Sabtu, 30 November 2013

Pesona Serabi Solo





                 Mendengar kata serabi, saya jadi teringat percakapan saya dengan dokter yang menangani saya di sebuah rumah sakit swasta di Yogyakarta sekitar 1 bulan yang lalu. Pada saat itu saya sedang berulang tahun dan secara tidak sengaja dikerjain oleh beberapa dokter yang bertugas di sana ketika sedang periksa. Salah satunya adalah tentang permintaan traktiran kalau saya kontrol lagi kesana. Entah kenapa tiba-tiba saya berpikir untuk membawakan mereka Serabi, kue khas dari Solo,Jawa Tengah. Begitu saya menawarkannya kepada salah satu dokter, dokter tersebut terlihat sangat bersemangat. “Ah, serabi dari Solo ya? Saya sangat suka. Rasanya sangat berbeda dengan surabi yang berasal dari Padang dan Sunda. Sedikit lembek tapi enak. Sangat unik.” ujar dokter itu sambil menuliskan anamnesa pada berkas saya. Diam-diam saya tersenyum tipis. Entah kenapa ada rasa senang ketika seseorang mengapresiasi hal-hal yang berkaitan dengan kota Solo. 
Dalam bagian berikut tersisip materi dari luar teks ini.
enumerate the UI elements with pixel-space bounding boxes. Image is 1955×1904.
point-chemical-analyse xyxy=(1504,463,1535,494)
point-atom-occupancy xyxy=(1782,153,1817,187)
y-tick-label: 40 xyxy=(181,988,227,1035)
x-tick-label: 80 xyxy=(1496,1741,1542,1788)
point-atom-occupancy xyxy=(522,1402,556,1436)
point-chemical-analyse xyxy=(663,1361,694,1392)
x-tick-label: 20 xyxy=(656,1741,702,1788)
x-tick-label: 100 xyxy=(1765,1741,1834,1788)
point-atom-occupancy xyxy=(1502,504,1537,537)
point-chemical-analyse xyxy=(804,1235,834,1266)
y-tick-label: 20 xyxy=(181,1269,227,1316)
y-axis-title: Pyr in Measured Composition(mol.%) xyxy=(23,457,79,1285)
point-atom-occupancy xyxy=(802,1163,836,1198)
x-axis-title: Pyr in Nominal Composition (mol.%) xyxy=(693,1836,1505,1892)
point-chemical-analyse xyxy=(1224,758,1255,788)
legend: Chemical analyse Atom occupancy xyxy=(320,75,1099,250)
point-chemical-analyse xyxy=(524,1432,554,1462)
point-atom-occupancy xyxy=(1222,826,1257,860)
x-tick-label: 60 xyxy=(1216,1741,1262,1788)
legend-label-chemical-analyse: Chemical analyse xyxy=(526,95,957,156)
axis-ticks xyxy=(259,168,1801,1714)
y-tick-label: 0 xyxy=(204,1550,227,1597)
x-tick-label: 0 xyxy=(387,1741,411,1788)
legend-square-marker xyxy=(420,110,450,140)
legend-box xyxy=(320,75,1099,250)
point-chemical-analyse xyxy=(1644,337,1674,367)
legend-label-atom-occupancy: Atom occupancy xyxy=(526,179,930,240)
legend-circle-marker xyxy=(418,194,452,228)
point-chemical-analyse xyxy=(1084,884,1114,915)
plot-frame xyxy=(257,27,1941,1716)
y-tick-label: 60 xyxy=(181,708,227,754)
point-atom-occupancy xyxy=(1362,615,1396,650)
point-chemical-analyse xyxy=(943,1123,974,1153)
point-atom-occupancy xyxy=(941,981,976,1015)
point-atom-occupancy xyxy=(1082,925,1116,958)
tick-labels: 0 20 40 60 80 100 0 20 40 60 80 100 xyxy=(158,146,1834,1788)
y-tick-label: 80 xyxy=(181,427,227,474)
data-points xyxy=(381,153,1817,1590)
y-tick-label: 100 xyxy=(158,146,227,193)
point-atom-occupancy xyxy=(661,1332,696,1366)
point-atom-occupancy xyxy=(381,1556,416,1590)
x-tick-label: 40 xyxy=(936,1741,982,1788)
          Sesampainya saya di asrama, saya segera mencari informasi tentang serabi Solo dan cara pembuatannya. Notosuman. Yah, nama itu yang paling awal muncul ketika saya mengetikkan keyword “serabi” di search engine Google. Notosuman sendiri sebenarnya adalah nama sebuah jalan di kota Solo. Menurut sejarah, serabi Notosuman dirintis oleh sepasang suami istri keturunan Cina bernama Hoo Geng Hok dan Tan Giok Lan pada tahun 1923. Ide usaha ini bermula ketika salah seorang tetangga meminta tolong untuk dibuatkan kue apem. Lama kelamaan banyak orang yang menyukai kue buatan mereka sehingga muncullah inisiatif untuk membuat toko serabi. 

          Pembuatan Serabi Notosuman terbilang cukup unik. Beras yang digunakan sebagai bahan utama merupakan jenis beras Cendani. Beras tersebut juga ditumbuk secara manual untuk menjaga kualitas. Tak heran bila rasa dari Serabi Notosuman tidak pernah berubah dari waktu ke waktu. Tidak hanya dari bahan utama, penambahan rasa seperti coklat pada serabi juga sangat diperhatikan agar tidak terlalu mendominasi rasa serabi yang sesungguhnya. Dalam penyajiannya Serabi Notosuman hanya membuat 2 jenis serabi saja, yaitu serabi coklat dan serabi original (tanpa topping). Hal ini dilakukan untuk menjaga originalitas dari serabi itu sendiri. Melihat potensi yang ada, banyak masyarakat yang membuat usaha sejenis di kawasan Notosuman dan sekitarnya. Tentunya hal ini dirasa cukup menganggu karena pembeli dibuat bingung oleh berbagai toko yang mengklaim bahwa serabinya adalah serabi Notosuman yang asli. Hal ini sangat terasa ketika saya kemarin akan membeli serabi untuk para dokter tersebut. Terdapat 2 jenis serabi yang letaknya berdekatan, dan hanya berbeda warna pada kardus pengemasannya. Tapi entah kenapa pada waktu itu saya melihat ada sebuah logo santan kemasan yang menjadi sponsor pada salah satu toko sehingga saya lebih memilih ke toko disebelahnya yang mengaku masih menggunakan santan murni.

          Seiring berjalannya waktu, kini terdapat salah satu varian unik dari serabi yaitu serabi gulung. Sebenarnya serabi ini tidak terlalu berbeda dengan serabi pada umumnya. Hanya dalam pengemasannya serabi ini digulung dan di ikat dengan lembaran daun pisang dengan alasan memudahkan pembeli ketika akan memakannya. Selain itu, cara ini juga efektif untuk menjaga serabi agar tetap hangat ketika baru diangkat dan akan dinikmati.

          Terlepas dari hal tersebut, banyak testimoni yang beredar di masyarakat khususnya di Yogyakarta tentang Serabi Notosuman. Banyak kalangan yang lebih mengenal serabi daripada kue-kue lain. Tidak hanya orang Indonesia yang menyukainya, salah satu teman saya dari Australia sangat menyukai serabi ketika pertama kali memakannya. Yah, itulah sekelumit pengalaman saya tentang Serabi Notosuman. Ingin mencobanya? Silahkan datang ke Solo dan buktikan.